Cliff Josephy had a rather lean period during the last couple of years on the poker circuit with his last impressive cashout being at the 2013 World Series of Poker (WSOP) when he won the $ 3,000 No Limit Hold’em – Shootout (Event #9) and took home $299,486. Josephy is an accomplished poker player having won more than $2.6 million in career prize money based on the Hendon Mob.
He had a great run at the 2016 WSOP Main Event and finished as the leader among the November Nine with a chip count of 74,600,000. The Main Event saw a total of 6,737 registrations from 79 different countries taking part and after a period of 10 grueling days, Josephy qualified for the final table and in doing so ensured that he would walk away with a million dollars, irrespective of how he fares at the final table.
The 51 year old Josephy is the oldest player at the table and is determined to see things through and win the Main Event WSOP bracelet. His closest competition right now is Qui Nguyen who is in second place with 67,925,000 in chips. He is relatively inexperienced when compared to Josephy and has just won just $52,000 in career prize money. However Josephy is not taking his competition lightly as he knows anything can happen at the final table.

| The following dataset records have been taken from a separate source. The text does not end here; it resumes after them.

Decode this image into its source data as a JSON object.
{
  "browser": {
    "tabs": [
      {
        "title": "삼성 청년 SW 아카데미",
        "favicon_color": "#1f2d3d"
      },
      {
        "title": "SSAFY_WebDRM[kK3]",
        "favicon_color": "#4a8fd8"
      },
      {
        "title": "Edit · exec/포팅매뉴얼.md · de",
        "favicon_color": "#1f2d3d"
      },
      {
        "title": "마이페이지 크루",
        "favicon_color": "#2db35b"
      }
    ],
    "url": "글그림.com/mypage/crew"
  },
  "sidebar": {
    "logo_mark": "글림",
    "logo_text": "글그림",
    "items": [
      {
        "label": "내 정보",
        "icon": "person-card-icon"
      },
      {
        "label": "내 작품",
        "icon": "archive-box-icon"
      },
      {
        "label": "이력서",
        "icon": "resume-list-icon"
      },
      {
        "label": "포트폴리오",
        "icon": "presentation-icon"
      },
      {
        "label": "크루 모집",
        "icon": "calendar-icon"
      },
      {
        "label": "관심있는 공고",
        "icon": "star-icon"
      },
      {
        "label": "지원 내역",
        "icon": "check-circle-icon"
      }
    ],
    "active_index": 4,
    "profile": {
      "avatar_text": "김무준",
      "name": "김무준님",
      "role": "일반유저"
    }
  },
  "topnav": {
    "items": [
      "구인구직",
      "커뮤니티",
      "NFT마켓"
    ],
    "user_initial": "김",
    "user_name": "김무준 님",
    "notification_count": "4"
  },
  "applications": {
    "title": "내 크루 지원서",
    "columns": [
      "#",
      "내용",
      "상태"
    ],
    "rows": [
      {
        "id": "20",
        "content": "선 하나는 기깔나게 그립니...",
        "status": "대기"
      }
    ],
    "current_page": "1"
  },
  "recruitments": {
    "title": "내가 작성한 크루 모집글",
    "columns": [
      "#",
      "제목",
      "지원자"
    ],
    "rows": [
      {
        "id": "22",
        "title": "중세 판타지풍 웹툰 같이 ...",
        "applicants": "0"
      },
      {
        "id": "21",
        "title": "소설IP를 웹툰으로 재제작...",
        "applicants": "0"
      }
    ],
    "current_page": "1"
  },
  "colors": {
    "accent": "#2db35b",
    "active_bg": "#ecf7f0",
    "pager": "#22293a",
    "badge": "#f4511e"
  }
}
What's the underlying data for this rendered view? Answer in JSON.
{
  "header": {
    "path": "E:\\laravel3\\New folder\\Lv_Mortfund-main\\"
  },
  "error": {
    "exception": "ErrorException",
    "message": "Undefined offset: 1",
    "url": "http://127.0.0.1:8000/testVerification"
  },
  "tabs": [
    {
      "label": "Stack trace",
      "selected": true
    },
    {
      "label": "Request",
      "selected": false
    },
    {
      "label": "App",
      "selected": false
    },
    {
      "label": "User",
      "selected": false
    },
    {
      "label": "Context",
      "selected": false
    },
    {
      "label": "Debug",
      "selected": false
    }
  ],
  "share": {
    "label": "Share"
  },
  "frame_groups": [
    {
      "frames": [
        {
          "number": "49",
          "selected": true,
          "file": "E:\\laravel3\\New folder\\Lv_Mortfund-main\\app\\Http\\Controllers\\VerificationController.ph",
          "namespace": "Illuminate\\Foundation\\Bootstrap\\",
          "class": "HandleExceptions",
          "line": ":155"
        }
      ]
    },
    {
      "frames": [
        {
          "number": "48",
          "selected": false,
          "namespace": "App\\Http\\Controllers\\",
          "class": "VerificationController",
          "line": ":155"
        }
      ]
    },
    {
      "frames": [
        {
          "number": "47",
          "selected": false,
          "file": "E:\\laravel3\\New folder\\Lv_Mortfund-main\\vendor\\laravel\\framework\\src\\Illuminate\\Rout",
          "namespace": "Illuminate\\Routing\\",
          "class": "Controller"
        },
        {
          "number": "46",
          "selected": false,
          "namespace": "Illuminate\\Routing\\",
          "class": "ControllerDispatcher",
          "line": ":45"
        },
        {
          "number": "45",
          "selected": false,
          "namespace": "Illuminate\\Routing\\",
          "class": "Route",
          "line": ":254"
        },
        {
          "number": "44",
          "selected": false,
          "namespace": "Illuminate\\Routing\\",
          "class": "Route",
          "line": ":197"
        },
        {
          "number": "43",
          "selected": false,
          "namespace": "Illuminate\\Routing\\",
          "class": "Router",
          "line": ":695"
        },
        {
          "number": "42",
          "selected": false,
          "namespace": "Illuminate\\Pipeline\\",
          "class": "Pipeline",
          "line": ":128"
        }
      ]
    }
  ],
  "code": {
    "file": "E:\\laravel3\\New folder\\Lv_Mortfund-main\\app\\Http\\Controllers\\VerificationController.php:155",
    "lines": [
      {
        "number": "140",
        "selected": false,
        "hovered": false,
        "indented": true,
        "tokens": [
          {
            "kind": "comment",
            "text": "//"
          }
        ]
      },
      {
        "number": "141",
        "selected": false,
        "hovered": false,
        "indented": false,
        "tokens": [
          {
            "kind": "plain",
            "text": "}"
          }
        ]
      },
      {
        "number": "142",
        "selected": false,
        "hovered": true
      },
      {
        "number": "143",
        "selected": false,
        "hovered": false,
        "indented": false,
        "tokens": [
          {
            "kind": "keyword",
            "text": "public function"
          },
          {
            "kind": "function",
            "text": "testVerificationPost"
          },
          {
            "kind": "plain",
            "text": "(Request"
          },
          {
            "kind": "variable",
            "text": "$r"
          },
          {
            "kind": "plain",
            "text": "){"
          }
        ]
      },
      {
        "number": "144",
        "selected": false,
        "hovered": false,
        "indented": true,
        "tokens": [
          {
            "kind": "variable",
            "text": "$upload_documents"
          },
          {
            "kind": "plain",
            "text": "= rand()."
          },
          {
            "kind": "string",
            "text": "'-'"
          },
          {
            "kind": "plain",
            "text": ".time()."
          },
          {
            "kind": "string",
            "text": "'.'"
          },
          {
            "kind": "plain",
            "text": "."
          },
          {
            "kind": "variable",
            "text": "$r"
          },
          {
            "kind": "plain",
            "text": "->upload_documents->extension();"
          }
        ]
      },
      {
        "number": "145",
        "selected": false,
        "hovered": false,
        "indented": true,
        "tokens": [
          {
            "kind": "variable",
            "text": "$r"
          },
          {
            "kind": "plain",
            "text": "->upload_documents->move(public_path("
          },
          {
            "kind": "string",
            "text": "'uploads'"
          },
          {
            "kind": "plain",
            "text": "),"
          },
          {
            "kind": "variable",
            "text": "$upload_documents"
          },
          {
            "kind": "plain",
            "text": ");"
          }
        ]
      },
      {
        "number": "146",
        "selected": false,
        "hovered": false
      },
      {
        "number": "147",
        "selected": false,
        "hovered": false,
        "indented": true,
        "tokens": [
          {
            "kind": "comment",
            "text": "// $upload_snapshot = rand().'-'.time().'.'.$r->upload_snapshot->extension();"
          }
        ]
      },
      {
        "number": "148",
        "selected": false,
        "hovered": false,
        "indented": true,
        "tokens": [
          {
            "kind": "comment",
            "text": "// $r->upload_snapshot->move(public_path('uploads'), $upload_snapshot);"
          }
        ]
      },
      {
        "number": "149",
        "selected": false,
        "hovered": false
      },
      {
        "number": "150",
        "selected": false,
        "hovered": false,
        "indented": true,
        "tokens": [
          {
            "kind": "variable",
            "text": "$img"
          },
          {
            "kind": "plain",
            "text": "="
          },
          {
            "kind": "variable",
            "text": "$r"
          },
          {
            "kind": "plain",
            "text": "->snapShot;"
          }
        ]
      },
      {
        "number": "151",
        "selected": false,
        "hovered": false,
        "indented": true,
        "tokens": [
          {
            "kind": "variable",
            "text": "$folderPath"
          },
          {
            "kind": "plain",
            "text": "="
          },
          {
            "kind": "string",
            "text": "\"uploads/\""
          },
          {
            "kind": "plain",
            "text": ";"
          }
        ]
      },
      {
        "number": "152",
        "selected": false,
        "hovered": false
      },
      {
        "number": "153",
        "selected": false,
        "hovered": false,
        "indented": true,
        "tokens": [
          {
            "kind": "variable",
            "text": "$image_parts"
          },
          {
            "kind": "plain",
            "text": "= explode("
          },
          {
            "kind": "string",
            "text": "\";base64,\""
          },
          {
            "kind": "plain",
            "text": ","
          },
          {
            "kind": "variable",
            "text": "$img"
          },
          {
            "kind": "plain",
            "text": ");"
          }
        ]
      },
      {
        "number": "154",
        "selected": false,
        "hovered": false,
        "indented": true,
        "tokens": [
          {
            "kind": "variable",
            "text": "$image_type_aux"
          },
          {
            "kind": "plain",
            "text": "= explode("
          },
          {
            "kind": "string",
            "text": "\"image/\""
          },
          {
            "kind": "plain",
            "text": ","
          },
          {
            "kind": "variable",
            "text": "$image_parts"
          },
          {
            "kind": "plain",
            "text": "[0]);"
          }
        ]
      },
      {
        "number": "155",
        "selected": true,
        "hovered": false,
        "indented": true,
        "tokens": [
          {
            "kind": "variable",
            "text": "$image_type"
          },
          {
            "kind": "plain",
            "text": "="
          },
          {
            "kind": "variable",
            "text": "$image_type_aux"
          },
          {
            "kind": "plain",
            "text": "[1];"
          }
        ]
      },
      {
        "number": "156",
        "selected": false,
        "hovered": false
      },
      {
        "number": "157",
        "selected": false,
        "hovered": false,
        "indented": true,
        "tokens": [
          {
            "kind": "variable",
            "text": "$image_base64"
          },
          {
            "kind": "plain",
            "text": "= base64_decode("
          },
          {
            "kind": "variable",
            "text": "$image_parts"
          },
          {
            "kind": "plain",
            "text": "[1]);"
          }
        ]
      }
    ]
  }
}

In a statement, Josephy said “Some favorites have won, some have lost and that is the nature of this sport. We will see. To me being the favorite doesn’t really matter. I mean I like my position right now, but anything can happen. It was my goal. Not just to get there but to take the belt. It looks more like a belt than a bracelet this year. A good part of the work is done but we have a little more work to do”.
Josephy has a reputation in the poker world for being a financial backer and is reported to have financed Joe Cada who ended up winning the 2009 WSOP Main Event. Josephy prefers not to talk about his role as a financial backer as this time around he is in the spotlight as part of the November Nine. The poker pro who has a background in finance also launched a poker training website called PokerXFactor with poker pro and friend Eric “Sheets” Haber.